Hellwig was born in Kölleda, Thuringia, in a parish household. His father Caspar was a deacon in the Lutheran church, married to Sibylla, daughter of Otto Willibald Hoffmann (1600–1666). Both parents were from Kindelbrück and were supported by the nobles of Werthern. His older brothers Johann Otto (born 1654) and Gottfried Christoph (born 1659) became physicians. He went to elementary school in Kölleda, followed by private lessons in Wiehe from 1676. In 1680 he spent a year at the Ratsschule in Hamburg. In 1681 he went to the University of Jena where he attended classes in philosophy under Georg Schubart, Caspar Sagittarius and Caspar Posner and got into some disputes. He then switched to medicine and studied under Georg Wolfgang Wedel, August Heinrich Fasch and Rudolf Wilhelm Krauß. He interned under his brother Johann Otto after 1684 and in 1684 he became an advisor to the privy councillor in the court of Frederick of Saxe-Gotha. He then went to the University of Erfurt with support from his brothers and continued his medical studies and completed it in 1688. He married a pastor's daughter, Christina Regina Kratzenstein, in Erfurt in 1688. He then began to practice privately in Weißensee followed by Frankenhausen (1693). Here he wrote a disputation on diseases of virgins. He received a licentiate of medicine in 1693 after which be became a city physician for Tennstedt in 1696.

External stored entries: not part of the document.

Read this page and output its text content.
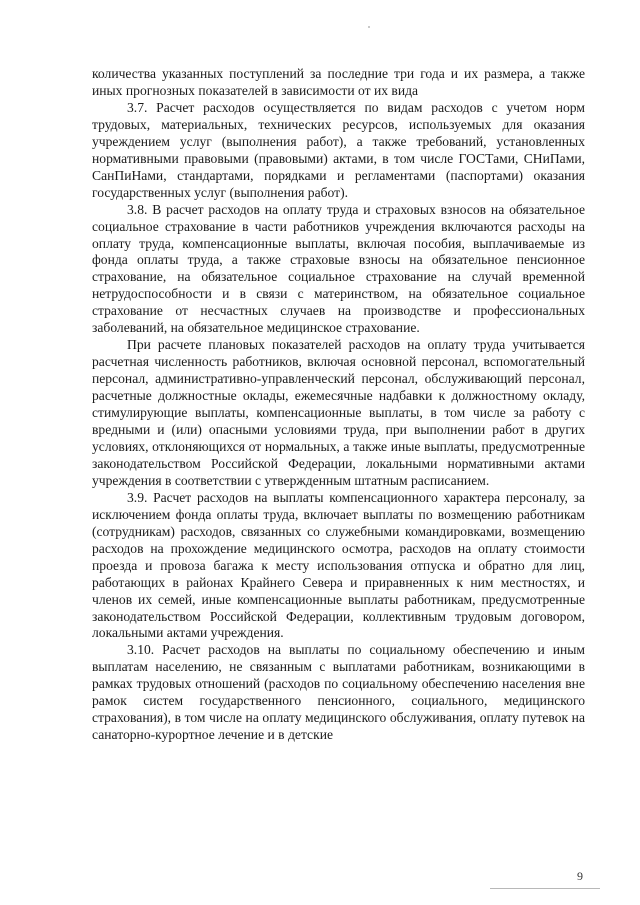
количества указанных поступлений за последние три года и их размера, а также иных прогнозных показателей в зависимости от их вида

3.7. Расчет расходов осуществляется по видам расходов с учетом норм трудовых, материальных, технических ресурсов, используемых для оказания учреждением услуг (выполнения работ), а также требований, установленных нормативными правовыми (правовыми) актами, в том числе ГОСТами, СНиПами, СанПиНами, стандартами, порядками и регламентами (паспортами) оказания государственных услуг (выполнения работ).

3.8. В расчет расходов на оплату труда и страховых взносов на обязательное социальное страхование в части работников учреждения включаются расходы на оплату труда, компенсационные выплаты, включая пособия, выплачиваемые из фонда оплаты труда, а также страховые взносы на обязательное пенсионное страхование, на обязательное социальное страхование на случай временной нетрудоспособности и в связи с материнством, на обязательное социальное страхование от несчастных случаев на производстве и профессиональных заболеваний, на обязательное медицинское страхование.

При расчете плановых показателей расходов на оплату труда учитывается расчетная численность работников, включая основной персонал, вспомогательный персонал, административно-управленческий персонал, обслуживающий персонал, расчетные должностные оклады, ежемесячные надбавки к должностному окладу, стимулирующие выплаты, компенсационные выплаты, в том числе за работу с вредными и (или) опасными условиями труда, при выполнении работ в других условиях, отклоняющихся от нормальных, а также иные выплаты, предусмотренные законодательством Российской Федерации, локальными нормативными актами учреждения в соответствии с утвержденным штатным расписанием.

3.9. Расчет расходов на выплаты компенсационного характера персоналу, за исключением фонда оплаты труда, включает выплаты по возмещению работникам (сотрудникам) расходов, связанных со служебными командировками, возмещению расходов на прохождение медицинского осмотра, расходов на оплату стоимости проезда и провоза багажа к месту использования отпуска и обратно для лиц, работающих в районах Крайнего Севера и приравненных к ним местностях, и членов их семей, иные компенсационные выплаты работникам, предусмотренные законодательством Российской Федерации, коллективным трудовым договором, локальными актами учреждения.

3.10. Расчет расходов на выплаты по социальному обеспечению и иным выплатам населению, не связанным с выплатами работникам, возникающими в рамках трудовых отношений (расходов по социальному обеспечению населения вне рамок систем государственного пенсионного, социального, медицинского страхования), в том числе на оплату медицинского обслуживания, оплату путевок на санаторно-курортное лечение и в детские

9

Von Hellwig wrote extensively about his medical work. He took an interest in alchemy and tried to work on the notes of his brother Johann Otto who died in 1698. He believed in the medicinal applications of gold. In 1700 he wrote in the Frauenzimmer-Apotheke, a description of wood or metal handled toothbrush with horsehair bristles for dental hygiene. This is considered as one of the earliest descriptions of a modern toothbrush which replaced older methods like sawdust chewing and cleaning with cloth and powders. A monument to the toothbrush stands in Tennstedt today. In his book of 1709 he notes the pharmacist Johann Ludwig Möller as his godfather and friend while he dedicated a 1714 book to Johann Friedrich Weyland (referred to as his brother-in-law). In 1712 he gave up medical practice and moved to Erfurt where he promoted himself publicly. He was involved in a mail-order pharmaceutical business and wrote under various pseudonyms including Caspar Schröder, Constans Alitophilus Hertzberger, and Valentin Kräutermann. He was ennobled in 1716. As many as 240 works have been traced which include medical, alchemical, and astrological works as well as poetry. Georg Christoph Petri von Hartenfels declared him a Poeta laureatus. He also published a hundred-year calendar of weather predictions. Most of his works were in German rather than in Latin and several were targeted at female readers (including the ones on dental care – such as the toothbrush article and an anatomical flap book modified on the work of Johannes Remmelin). Under the pseudonym Valentin Kräutermann he wrote Der sichere Augen- und Zahn-Arzt (The Safe Eye and Tooth Doctor), in 1732. Another book, Curieuser und Vernünftiger Urin-Arzt, written under the pseudonym of Kräutermann in 1738 noted how pulse can vary when a doctor begins to measure it.